De Tour de France is weer begonnen en iedere deelnemer weet dat de luchtweerstand minder is in het peloton. Wetenschappers van onder andere de Technische Universiteit Eindhoven stellen nu voor het eerst nauwkeurig vast hoeveel ‘winst’ dat oplevert. Het verschil blijkt veel groter dan gedacht.
Je wint als wielrenner nooit een rit als je áltijd middenin het peloton fietst, maar het is wel een goede energiebesparende strategie. Omringd door andere wielrenners is de luchtweerstand een stuk lager dan voor een alleenrijdende fietser.
Sommige wielerploegen maken gebruik van relatief eenvoudige wiskundige modellen om de beste ontsnappingsmomenten te berekenen. Deze gaan er doorgaans van uit dat een wielrenner in het peloton nog vijftig tot zeventig procent van de luchtweerstand ondervindt ten opzichte van een solist.

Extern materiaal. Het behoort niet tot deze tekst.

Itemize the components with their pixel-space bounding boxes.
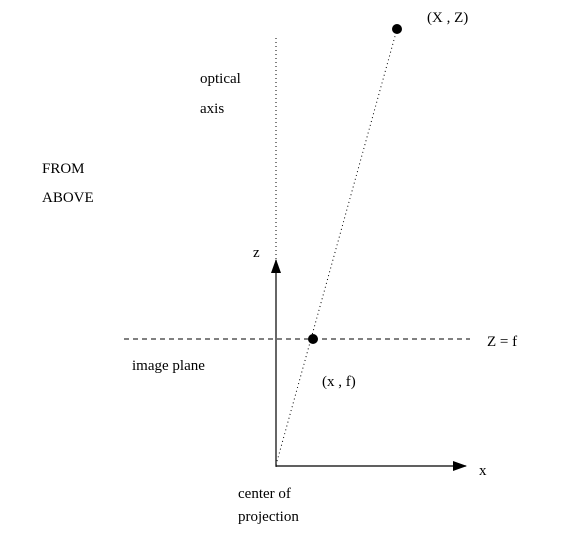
world-point-label: (X , Z) — [427, 10, 468, 26]
image-plane-label: image plane — [132, 358, 205, 374]
image-point — [308, 334, 318, 344]
center-of-projection-label-line1: center of — [238, 486, 291, 502]
image-plane-equation: Z = f — [487, 334, 517, 350]
center-of-projection-label-line2: projection — [238, 509, 299, 525]
optical-axis-label-line1: optical — [200, 71, 241, 87]
view-label-from: FROM — [42, 161, 85, 177]
image-point-label: (x , f) — [322, 374, 356, 390]
world-point — [392, 24, 402, 34]
x-axis-label: x — [479, 463, 487, 479]
projection-ray — [275, 28, 398, 466]
optical-axis-label-line2: axis — [200, 101, 224, 117]
z-axis-label: z — [253, 245, 260, 261]
view-label-above: ABOVE — [42, 190, 94, 206]
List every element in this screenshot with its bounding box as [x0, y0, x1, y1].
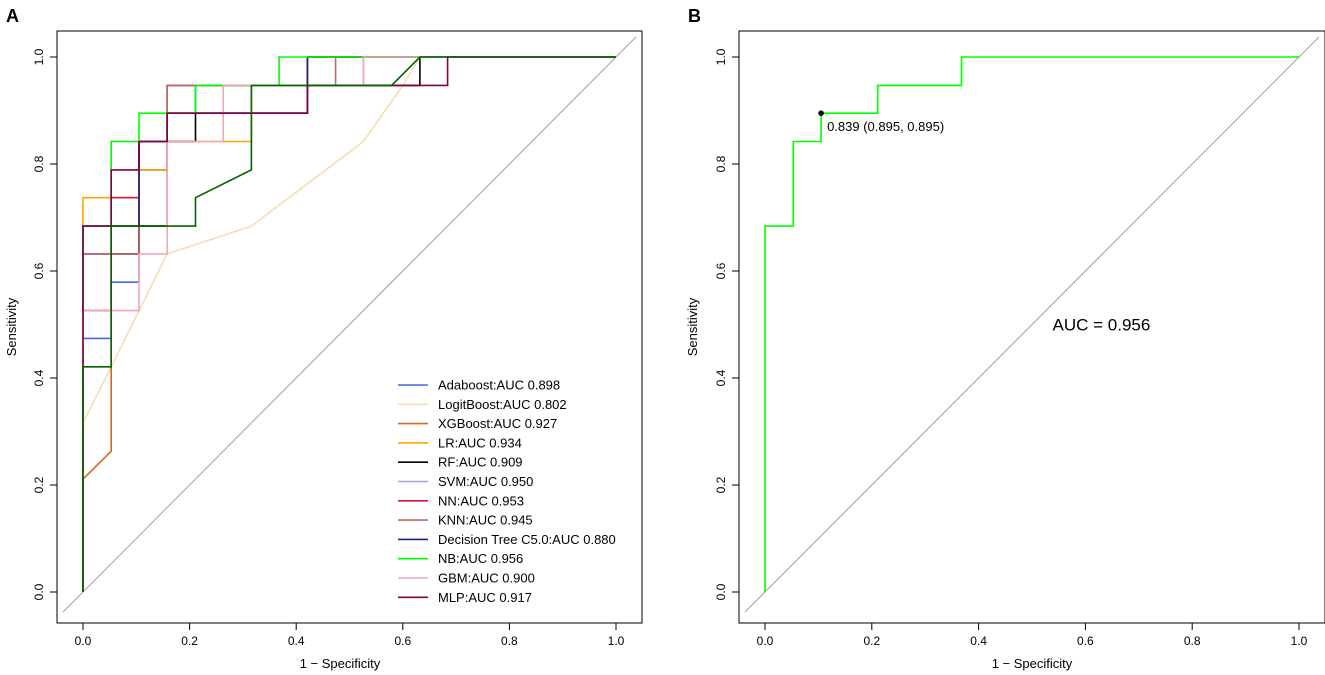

Wetenschappers van de Technische Universiteit Eindhoven en de Katholieke Universiteit Leuven hebben nu met accurate computersimulaties en windtunnelexperimenten bepaald dat het voordeel in het peloton veel groter is dan verwacht. Middenin een dicht op elkaar gepakte groep wielrenners zakt de luchtweerstand naar slechts vijf procent van het ‘origineel’. Het onderzoek is gepubliceerd in het wetenschappelijke tijdschrift Journal of Wind Engineering and Industrial Aerodynamics, en heeft wellicht invloed op de strategieën van de wielerploegen in de Tour de France.
Nauwelijks trappen
De wetenschappers, onder leiding van professor bouwfysica Bert Blocken, gebruikten een computersimulatie waarin ze 121 wielrenners in een driehoekvormig peloton plaatsten. Met luchtfoto’s van wielerwedstrijden bepaalden ze een gemiddelde afstand, en de maximale breedte van een peloton op de weg. Ze deden simulaties voor verschillende afstanden tussen de wielrenners.

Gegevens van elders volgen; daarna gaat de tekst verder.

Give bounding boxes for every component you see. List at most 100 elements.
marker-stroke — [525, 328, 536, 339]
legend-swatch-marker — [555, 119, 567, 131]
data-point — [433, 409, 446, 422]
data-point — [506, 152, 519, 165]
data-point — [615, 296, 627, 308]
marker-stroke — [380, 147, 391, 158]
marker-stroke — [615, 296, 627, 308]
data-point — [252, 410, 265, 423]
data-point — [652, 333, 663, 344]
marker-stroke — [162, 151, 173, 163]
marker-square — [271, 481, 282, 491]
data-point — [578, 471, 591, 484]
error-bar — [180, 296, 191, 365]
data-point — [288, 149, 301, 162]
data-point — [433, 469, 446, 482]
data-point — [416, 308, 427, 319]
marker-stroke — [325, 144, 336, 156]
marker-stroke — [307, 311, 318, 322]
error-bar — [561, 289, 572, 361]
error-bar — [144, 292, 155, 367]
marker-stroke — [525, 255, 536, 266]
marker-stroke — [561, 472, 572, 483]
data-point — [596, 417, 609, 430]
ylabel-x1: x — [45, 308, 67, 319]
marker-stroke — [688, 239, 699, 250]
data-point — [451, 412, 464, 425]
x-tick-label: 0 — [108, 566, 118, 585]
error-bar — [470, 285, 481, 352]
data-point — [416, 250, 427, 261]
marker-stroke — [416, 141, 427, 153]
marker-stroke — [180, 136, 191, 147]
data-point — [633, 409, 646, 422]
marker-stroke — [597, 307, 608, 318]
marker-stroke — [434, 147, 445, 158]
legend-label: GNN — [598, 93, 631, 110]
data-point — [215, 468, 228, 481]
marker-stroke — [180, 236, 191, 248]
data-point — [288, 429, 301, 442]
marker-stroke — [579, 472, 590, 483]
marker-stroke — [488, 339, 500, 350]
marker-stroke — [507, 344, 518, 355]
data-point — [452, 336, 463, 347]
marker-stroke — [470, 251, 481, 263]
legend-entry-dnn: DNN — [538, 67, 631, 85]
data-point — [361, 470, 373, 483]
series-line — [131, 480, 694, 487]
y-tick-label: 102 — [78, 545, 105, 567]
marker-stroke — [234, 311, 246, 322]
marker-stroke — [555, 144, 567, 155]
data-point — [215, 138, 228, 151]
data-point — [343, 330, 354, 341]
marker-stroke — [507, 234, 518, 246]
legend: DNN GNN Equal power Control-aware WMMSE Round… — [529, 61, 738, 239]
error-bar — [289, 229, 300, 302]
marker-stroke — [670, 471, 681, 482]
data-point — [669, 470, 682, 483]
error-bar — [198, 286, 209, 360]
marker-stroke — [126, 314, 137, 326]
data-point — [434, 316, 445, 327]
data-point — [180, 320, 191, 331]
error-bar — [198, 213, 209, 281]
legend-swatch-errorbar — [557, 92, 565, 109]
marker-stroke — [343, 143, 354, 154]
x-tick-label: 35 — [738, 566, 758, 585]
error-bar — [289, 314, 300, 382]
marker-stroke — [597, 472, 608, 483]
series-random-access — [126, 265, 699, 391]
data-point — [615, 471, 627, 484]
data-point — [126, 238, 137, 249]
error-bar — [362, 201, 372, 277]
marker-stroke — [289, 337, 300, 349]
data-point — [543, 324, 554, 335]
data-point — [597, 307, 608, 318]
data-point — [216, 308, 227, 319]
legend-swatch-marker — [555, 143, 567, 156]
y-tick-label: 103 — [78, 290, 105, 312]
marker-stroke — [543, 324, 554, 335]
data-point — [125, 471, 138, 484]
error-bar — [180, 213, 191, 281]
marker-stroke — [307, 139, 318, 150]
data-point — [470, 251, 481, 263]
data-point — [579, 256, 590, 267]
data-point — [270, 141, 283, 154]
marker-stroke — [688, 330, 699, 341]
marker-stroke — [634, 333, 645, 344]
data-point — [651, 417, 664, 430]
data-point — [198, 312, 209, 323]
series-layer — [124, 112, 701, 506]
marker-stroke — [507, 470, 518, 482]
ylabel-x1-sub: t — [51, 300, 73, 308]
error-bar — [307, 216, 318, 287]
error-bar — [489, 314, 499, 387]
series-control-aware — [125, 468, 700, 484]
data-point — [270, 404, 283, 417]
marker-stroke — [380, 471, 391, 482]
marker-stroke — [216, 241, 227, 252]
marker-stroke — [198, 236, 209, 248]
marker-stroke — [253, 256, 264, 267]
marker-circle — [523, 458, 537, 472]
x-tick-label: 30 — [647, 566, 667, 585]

Niet geheel verrassend krijgt degene die voorop rijdt de meeste wind voor zijn kiezen, hoewel dit door een ‘stuwende’ werking toch minder is dan wanneer hij of zij alleen rijdt: zo’n 86 procent. De renners op de rand van de ‘driehoek’ daarachter vangen ongeveer zestig procent. Ga je vervolgens dieper het peloton in dan zakt de luchtweerstand bij iedere rij. Uiteindelijk bereikt de luchtweerstand achterin en in het midden het blok van wielrenners een ‘minimum’ van vijf procent.
Ondanks ruime ervaring van Blocken met onderzoek aan de aerodynamica van sporters, verrasten de resultaten hem. “Ik vermoedde dat de standaardgetallen in de modellen van wielerploegen te hoog waren”, zegt hij. “Die getallen zijn gebaseerd op simulaties en testen met treintjes van enkele renners. Pelotons zijn groter en breder, en het is aannemelijk dat daardoor de luchtweerstand verder afneemt. Maar dat het tot wel tien keer minder was had ik niet verwacht. Je hoort wielrenners wel eens zeggen dat ze midden in het peloton nauwelijks hoeven te trappen. Dat is begrijpelijk met deze resultaten.”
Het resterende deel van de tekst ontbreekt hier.